As
my stock market stint is in its third year (commenced Dec 05) marred by ups
and downs on the way, just like anything in life, let me update you on
the latest developments.
An attack by the SEBI
(Securities and Exchange Board of India - the regulator of the Indian stocks
markets) with the blessings of MoF (Ministry of Finance) and RBI (Reserve
Bank of India), sent shockwaves on a fine Wednesday. On October 17, 2007,
SEBI moved to arrest the abundant and incessant inflow of foreign capital to
Indian financial markets and to make sure that they know which foreign
entity is pouring in money to Indian bourses.
Huge capital flow was
devastating to the Indian export market and employees in the export related
businesses were loosing jobs and small businesses in certain export
connected sectors were closing down affected by the falling profits due to
the the rising rupee.
On that day, SEBI released an
announcement stating that they plan to control P-Notes. P-Notes (Participatory Notes) are
instruments issued by registered foreign institutional investors to overseas
investors, who wish to invest in the Indian stock markets without
registering themselves with the market regulator, the Securities and
Exchange Board of India. SEBI and FM stated that they do not
want anonymous investments in Indian markets and they want everyone
registered as FIIs over an 18 months period.
For a period of approximately
three weeks prior to this meltdown, I have witnessed one of the greatest
uptrend and my portfolio was fattening well. This has happened since the US
Fed (Federal Reserve) reduced interest rates to the tune of 50 bps in the
US due to problems in the US market and economy, caused by problems in the
subprime lending market.
However, SEBI may not have
realised that their jolt through restricting P-Notes was great enough
to cause a sudden loss of over 1,700 points which stabilised as that day
progressed. Government and market regulator SEBI immediately moved in tandem
to assuage investors' fears saying there was no ban on Participatory Notes,
a derivative instrument for foreign investment. Later, on the same day,
market recovered.
Prior to this debacle on
Wednesday, market seemed to be on a rally that would never stop. Due to the
subprime problems and credit crunch in the US and European markets, emerging
markets were seeing a great rally in spite of the fact that US markets were
doing very badly. In the past, it seemed like the Indian market was almost
always synchronized with the US and world markets. However for the past
three weeks prior to the Oct 17th, the rally was very frenzied and Indian
market seemed to have decoupled in its movement from the US markets.

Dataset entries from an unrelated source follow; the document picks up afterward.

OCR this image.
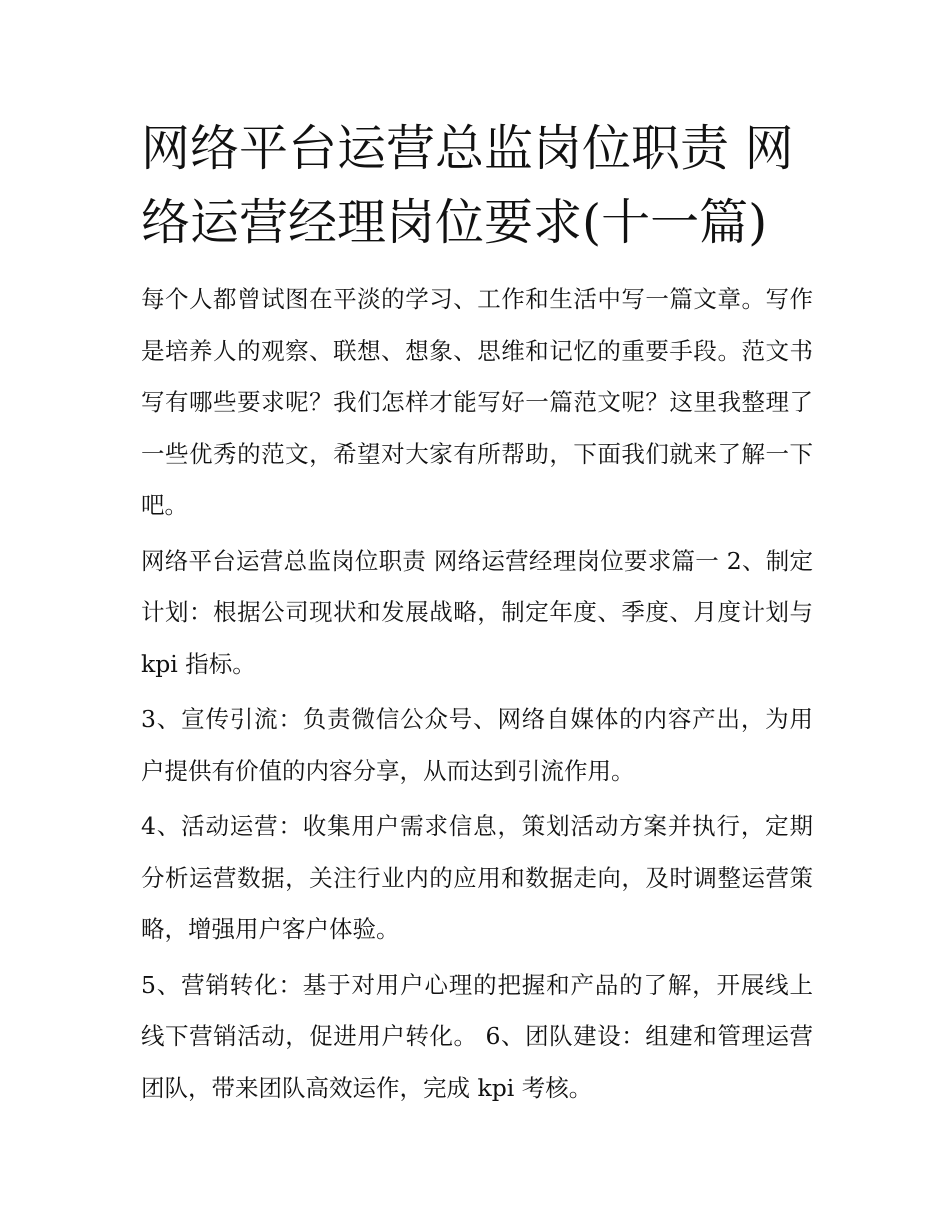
网络平台运营总监岗位职责 网络运营经理岗位要求(十一篇)

每个人都曾试图在平淡的学习、工作和生活中写一篇文章。写作是培养人的观察、联想、想象、思维和记忆的重要手段。范文书写有哪些要求呢？我们怎样才能写好一篇范文呢？这里我整理了一些优秀的范文，希望对大家有所帮助，下面我们就来了解一下吧。

网络平台运营总监岗位职责 网络运营经理岗位要求篇一 2、制定计划：根据公司现状和发展战略，制定年度、季度、月度计划与 kpi 指标。

3、宣传引流：负责微信公众号、网络自媒体的内容产出，为用户提供有价值的内容分享，从而达到引流作用。

4、活动运营：收集用户需求信息，策划活动方案并执行，定期分析运营数据，关注行业内的应用和数据走向，及时调整运营策略，增强用户客户体验。

5、营销转化：基于对用户心理的把握和产品的了解，开展线上线下营销活动，促进用户转化。 6、团队建设：组建和管理运营团队，带来团队高效运作，完成 kpi 考核。
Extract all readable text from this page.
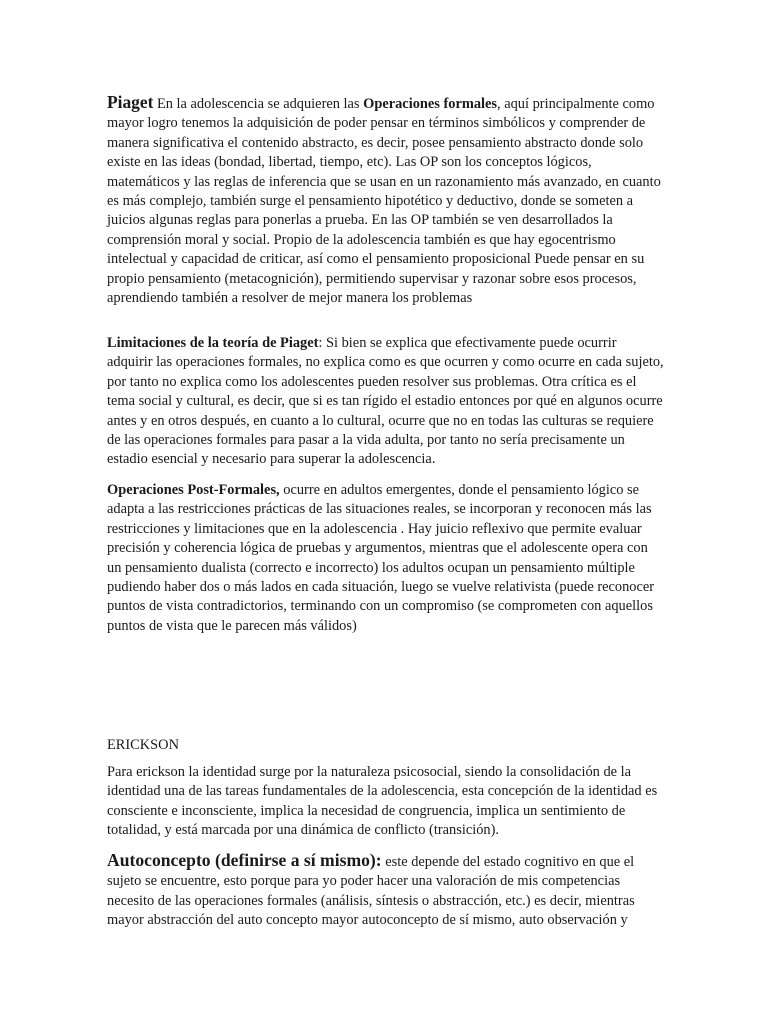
Piaget En la adolescencia se adquieren las Operaciones formales, aquí principalmente como mayor logro tenemos la adquisición de poder pensar en términos simbólicos y comprender de manera significativa el contenido abstracto, es decir, posee pensamiento abstracto donde solo existe en las ideas (bondad, libertad, tiempo, etc). Las OP son los conceptos lógicos, matemáticos y las reglas de inferencia que se usan en un razonamiento más avanzado, en cuanto es más complejo, también surge el pensamiento hipotético y deductivo, donde se someten a juicios algunas reglas para ponerlas a prueba. En las OP también se ven desarrollados la comprensión moral y social. Propio de la adolescencia también es que hay egocentrismo intelectual y capacidad de criticar, así como el pensamiento proposicional Puede pensar en su propio pensamiento (metacognición), permitiendo supervisar y razonar sobre esos procesos, aprendiendo también a resolver de mejor manera los problemas

Limitaciones de la teoría de Piaget: Si bien se explica que efectivamente puede ocurrir adquirir las operaciones formales, no explica como es que ocurren y como ocurre en cada sujeto, por tanto no explica como los adolescentes pueden resolver sus problemas. Otra crítica es el tema social y cultural, es decir, que si es tan rígido el estadio entonces por qué en algunos ocurre antes y en otros después, en cuanto a lo cultural, ocurre que no en todas las culturas se requiere de las operaciones formales para pasar a la vida adulta, por tanto no sería precisamente un estadio esencial y necesario para superar la adolescencia.

Operaciones Post-Formales, ocurre en adultos emergentes, donde el pensamiento lógico se adapta a las restricciones prácticas de las situaciones reales, se incorporan y reconocen más las restricciones y limitaciones que en la adolescencia . Hay juicio reflexivo que permite evaluar precisión y coherencia lógica de pruebas y argumentos, mientras que el adolescente opera con un pensamiento dualista (correcto e incorrecto) los adultos ocupan un pensamiento múltiple pudiendo haber dos o más lados en cada situación, luego se vuelve relativista (puede reconocer puntos de vista contradictorios, terminando con un compromiso (se comprometen con aquellos puntos de vista que le parecen más válidos)

ERICKSON

Para erickson la identidad surge por la naturaleza psicosocial, siendo la consolidación de la identidad una de las tareas fundamentales de la adolescencia, esta concepción de la identidad es consciente e inconsciente, implica la necesidad de congruencia, implica un sentimiento de totalidad, y está marcada por una dinámica de conflicto (transición).

Autoconcepto (definirse a sí mismo): este depende del estado cognitivo en que el sujeto se encuentre, esto porque para yo poder hacer una valoración de mis competencias necesito de las operaciones formales (análisis, síntesis o abstracción, etc.) es decir, mientras mayor abstracción del auto concepto mayor autoconcepto de sí mismo, auto observación y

On Oct 23rd, just days after
the great crash, market is again up 850 points and the rupee started to rise
again. It is unclear where this kind of rally is taking us. On one hand it
is a joy ride for participants but on the other hand, such rise stores
ingredients of heavy and sudden fall into the precipice of big loss. No one
knows exactly how the market will be tomorrow or the day after, though,
expert predictions come and go. However, rupee is again set to rise back
further and reach new heights soon. It is unclear what this P-Notes
regulation came to achieve? but it is said to decrease volatility in the
Indian market in the long term. Let us hope it does.
However, to me it looks, backed
by the great Indian economic growth story approaching double digits growth,
we have much more spectacle in store on the Indian market and that will take
SENSEX to greater heights sooner than later. Hence, my readers, wish you
happy investing! If you are not yet in the stock market, start small, but do
start. Read our Online Share Trading Guide if
that's the method you might like to chose.
Today
as I continue to write this story, on Oct 28th (Sunday -
market is closed), I can see the SENSEX standing proudly at 19,243
points. Who knows? Very likely, next week it might conquer peak 20,000!
Join the rally now; guys, make
your dream come true. Go slowly but go steadily, over the long term stock
markets can realise your dreams for sure. To be long
term, you have to start early. In your 20s preferably, as you age, the
frustration and the need for money would increase but your ability to earn
might decrease. Stock markets are inherently
more risky than other investment methods. However, your young age and
ability to stay longer in the markets, would mitigate the risks for sure.